We used a MacBook Air 13-in. Mid 2011 (CPU: 1.7 GHz Intel Core i5, RAM: 4 GB, OS: macOS 10.12.6) as the computer for running our analyzing system. For high-speed communication, the computer and the NAS connected to the local network using a wired LAN cable. The experiment was conducted in a calm office environment. We recorded the whole experiment with a video camera, voice recorder, and screen capture software (QuickTime Player 10.4). In the experiment, two authors were sitting near the participants. One author recorded the participants’ remarks and the other author addressed the question of the participants.

4.3 Procedure

First, we informed the participants of the purpose and the procedure of the experiment. We then informed the participants that the reward for participation in the experiment included not only a basic reward (820 JPY, 7.78 USD) but also a bonus depending on the number of discoveries (30 JPY per discovery). After the explanation, we explained the use of our analyzing system to the participants. We then asked them to engage with the system until they felt that they completely understood how to use it, as a practice. We used the Room-A images for the practice, in which recorded participants were not recorded. For reference, we showed the seating chart of the two rooms to the participants (Fig. 5).

Fig. 5.

Seating chart: (left) Room-A, (right) Room-B.

In the analyzing task, we asked the participants to use our analyzing system for 30 min, during which they should attempt to make as many discoveries as possible and inform the experimenters of each of these using think aloud protocol. In addition, we asked the participants to inform the experimenters of the facts that led them to each discovery (e.g., the color of the heatmap is dense in certain areas, as described in Sect. 5.3). In this analyzing task, we used the images of Room-B that were recorded over six months (July 1, 2014 to December 31, 2014; 4,416 h; approximately 32 million images) using the stationary camera.

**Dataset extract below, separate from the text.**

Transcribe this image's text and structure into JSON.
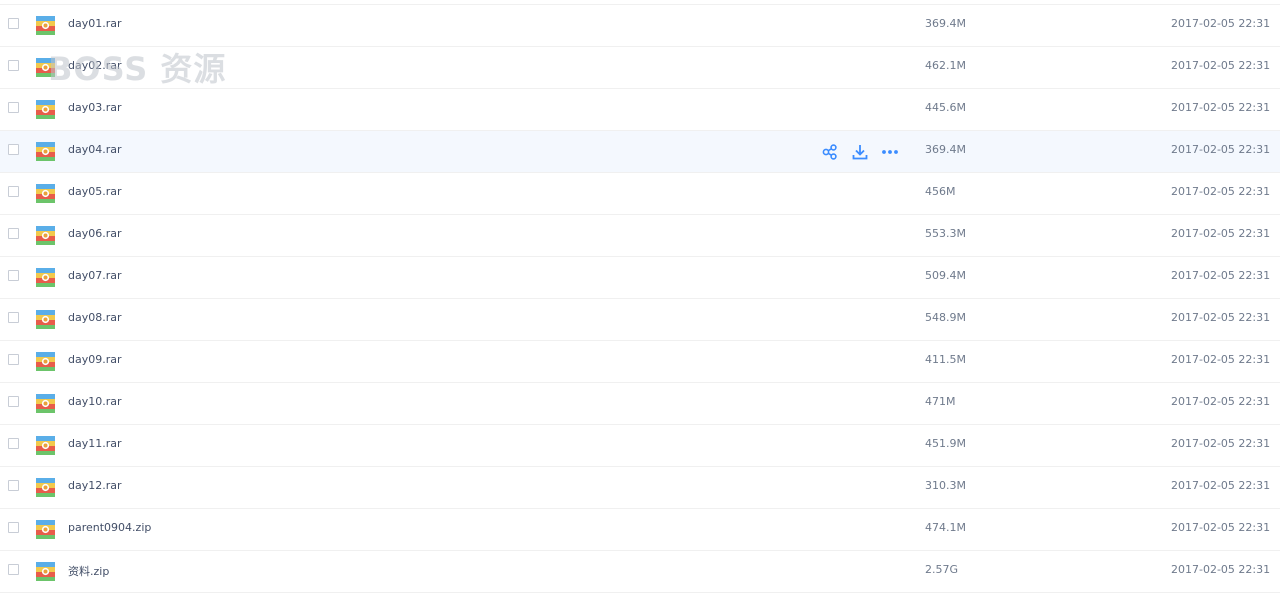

After the analyzing task was completed, we asked the participants to answer a questionnaire related to our system. The experiment took approximately 60 min in total.

5 Results

In this section, we show the results of the experiment and discuss them. First, we classify discoveries by five properties and five functions and compare them based on participants’ background. Next, we examine the results of questionnaires. Finally, we compare the analysis process based on participants’ background.

5.1 Discoveries and Classification

As a result, unrecorded participants (P1–P4) had 32.25 discoveries on average. In the previous study, recorded participants (P5–P8) had 24.00 discoveries on average. As the normalities of the results were satisfied with Shapiro-Wilk tests, we compared the number of discoveries using t-test. As a result of t-test, there was no significant difference (\(\mathrm {t} = 1.02\); \(\mathrm {df} = 6\); \(\mathrm {p} = 0.38 > 0.05\)). This result suggests that unrecorded participants could discover many facts comparable to recorded participants when using our system.

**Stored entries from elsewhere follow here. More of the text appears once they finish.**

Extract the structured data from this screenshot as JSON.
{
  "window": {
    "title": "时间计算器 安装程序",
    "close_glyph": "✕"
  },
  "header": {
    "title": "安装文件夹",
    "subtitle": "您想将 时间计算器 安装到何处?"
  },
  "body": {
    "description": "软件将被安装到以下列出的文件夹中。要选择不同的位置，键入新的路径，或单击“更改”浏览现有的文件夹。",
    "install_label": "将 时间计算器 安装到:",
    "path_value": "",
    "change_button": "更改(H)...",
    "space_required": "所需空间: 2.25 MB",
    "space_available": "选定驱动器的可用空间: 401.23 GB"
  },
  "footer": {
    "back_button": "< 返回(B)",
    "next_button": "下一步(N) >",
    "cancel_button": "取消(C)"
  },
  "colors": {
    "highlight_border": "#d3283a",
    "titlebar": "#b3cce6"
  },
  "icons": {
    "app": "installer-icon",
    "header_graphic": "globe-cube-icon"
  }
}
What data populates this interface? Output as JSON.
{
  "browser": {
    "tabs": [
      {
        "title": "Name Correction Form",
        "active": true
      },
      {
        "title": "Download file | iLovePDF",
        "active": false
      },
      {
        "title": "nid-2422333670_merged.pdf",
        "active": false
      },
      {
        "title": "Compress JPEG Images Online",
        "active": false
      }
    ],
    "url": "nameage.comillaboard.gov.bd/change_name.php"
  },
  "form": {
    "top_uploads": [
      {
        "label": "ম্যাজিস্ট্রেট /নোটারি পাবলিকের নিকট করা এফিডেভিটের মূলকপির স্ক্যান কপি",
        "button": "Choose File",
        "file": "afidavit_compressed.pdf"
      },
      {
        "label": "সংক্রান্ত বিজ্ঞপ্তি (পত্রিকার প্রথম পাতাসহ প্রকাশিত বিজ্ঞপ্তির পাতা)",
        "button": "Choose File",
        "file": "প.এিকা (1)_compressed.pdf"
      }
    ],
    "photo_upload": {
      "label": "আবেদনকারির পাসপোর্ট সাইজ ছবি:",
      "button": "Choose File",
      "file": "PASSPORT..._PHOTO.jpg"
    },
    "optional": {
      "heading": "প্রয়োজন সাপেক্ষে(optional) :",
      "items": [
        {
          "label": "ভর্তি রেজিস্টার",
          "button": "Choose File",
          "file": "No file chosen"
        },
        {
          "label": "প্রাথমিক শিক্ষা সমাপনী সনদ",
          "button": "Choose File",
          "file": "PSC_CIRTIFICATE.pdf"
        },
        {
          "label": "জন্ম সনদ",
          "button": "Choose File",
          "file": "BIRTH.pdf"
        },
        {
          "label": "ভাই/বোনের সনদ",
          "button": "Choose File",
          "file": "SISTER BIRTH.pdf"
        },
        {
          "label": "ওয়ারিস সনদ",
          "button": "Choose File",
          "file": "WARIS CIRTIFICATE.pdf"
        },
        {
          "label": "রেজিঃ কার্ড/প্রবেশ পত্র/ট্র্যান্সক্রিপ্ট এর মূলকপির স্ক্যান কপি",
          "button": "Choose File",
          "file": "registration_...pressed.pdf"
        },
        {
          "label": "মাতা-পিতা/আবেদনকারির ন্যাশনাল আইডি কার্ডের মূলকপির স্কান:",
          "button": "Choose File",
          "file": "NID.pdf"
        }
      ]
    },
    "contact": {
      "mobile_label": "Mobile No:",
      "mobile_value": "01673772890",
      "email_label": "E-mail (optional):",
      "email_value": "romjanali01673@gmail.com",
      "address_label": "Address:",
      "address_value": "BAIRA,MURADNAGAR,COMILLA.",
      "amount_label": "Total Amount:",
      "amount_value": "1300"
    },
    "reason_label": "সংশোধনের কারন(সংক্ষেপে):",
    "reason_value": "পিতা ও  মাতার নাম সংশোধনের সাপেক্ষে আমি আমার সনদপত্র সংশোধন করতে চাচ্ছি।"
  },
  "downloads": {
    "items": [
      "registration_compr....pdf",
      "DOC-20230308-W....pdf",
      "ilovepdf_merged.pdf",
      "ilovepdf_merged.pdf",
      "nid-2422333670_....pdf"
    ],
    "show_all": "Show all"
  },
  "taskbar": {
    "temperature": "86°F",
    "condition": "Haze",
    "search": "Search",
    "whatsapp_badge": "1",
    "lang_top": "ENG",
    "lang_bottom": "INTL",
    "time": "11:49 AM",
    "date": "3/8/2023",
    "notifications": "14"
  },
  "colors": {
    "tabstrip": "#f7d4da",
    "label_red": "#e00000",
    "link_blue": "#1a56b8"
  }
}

We classified the discoveries by the following five properties (Figs. 6 and 7):

1. 1.

   Overviewing. Discoveries obtained by paying attention to the entire image.

2. 2.

   People. Discoveries obtained by paying attention to the people in recorded images.

3. 3.

   Environment. Discoveries obtained by paying attention to the environment (e.g., objects in recorded images and changes in the appearance of the room).

4. 4.

   Suggestion. Opinions/discoveries that are related to the analyzing system (e.g., requests to extend functionality, proposals of a new function, and ideas to improve the system).

5. 5.

   Other. Additional opinions/discoveries (e.g., suggestions for applications of our system).

Fig. 6.

Results of classifying discoveries of unrecorded participants by properties.

Fig. 7.

Results of classifying discoveries of recorded participants by properties.

Fig. 8.

Results of classifying discoveries of unrecorded participants by functions (breakdown by participants).

Fig. 9.

Results of classifying discoveries of recorded participants by functions (breakdown by participants).

Fig. 10.

Results of classifying discoveries of unrecorded participants by functions (breakdown by properties).

Fig. 11.

Results of classifying discoveries of recorded participants by functions (breakdown by properties).

We also classified the discoveries by the five functions of our analyzing system by examining which function the participants used when they obtained discoveries (Figs. 8 and 9):

1. 1.

   Heatmap/all (HM/all). Discoveries obtained by paying attention to the whole heatmap (Fig. 4A).

2. 2.

   Heatmap/part (HM/part). Discoveries obtained by paying attention to a part of the heatmap (Fig. 4B).

3. 3.

   Calendar. Discoveries obtained by paying attention to the color of the calendar (Fig. 4C).

4. 4.

   Time slider. Discoveries obtained by paying attention to the color of the time slider or comparing different images by operating the time slider (Fig. 4E).

5. 5.

   Camera image. Discoveries obtained by paying attention to the camera image (Fig. 4A).

Comparison between Figs. 6 and 7 shows that unrecorded participants discovered many facts about Environment. On the contrary, recorded participants discovered many facts about People. In the experiment with recorded participants, most of the people in the images were acquaintances of the participants. This would draw the participants’ attention to the people, resulting in more discoveries about People. Conversely, in the experiment with unrecorded participants, there were no acquaintances in the images. This would make the participants observe the whole images without focusing on specific people, resulting in more discoveries about Environment. We also examined the result using statistical analysis. As the normalities of the results were not satisfied with Shapiro-Wilk tests, we compared the number of discoveries by properties using Mann-Whitney U test. However, there was no significant difference (Overviewing: \(\mathrm {p} = 0.8 > 0.05\); People: \(\mathrm {p} = 0.69 > 0.05\); Environment: \(\mathrm {p} = 0.09 > 0.05\); Suggestion: \(\mathrm {p} = 1 > 0.05\); Other: \(\mathrm {p} = 1 > 0.05\)); this would be because the number of participants in this experiment was small.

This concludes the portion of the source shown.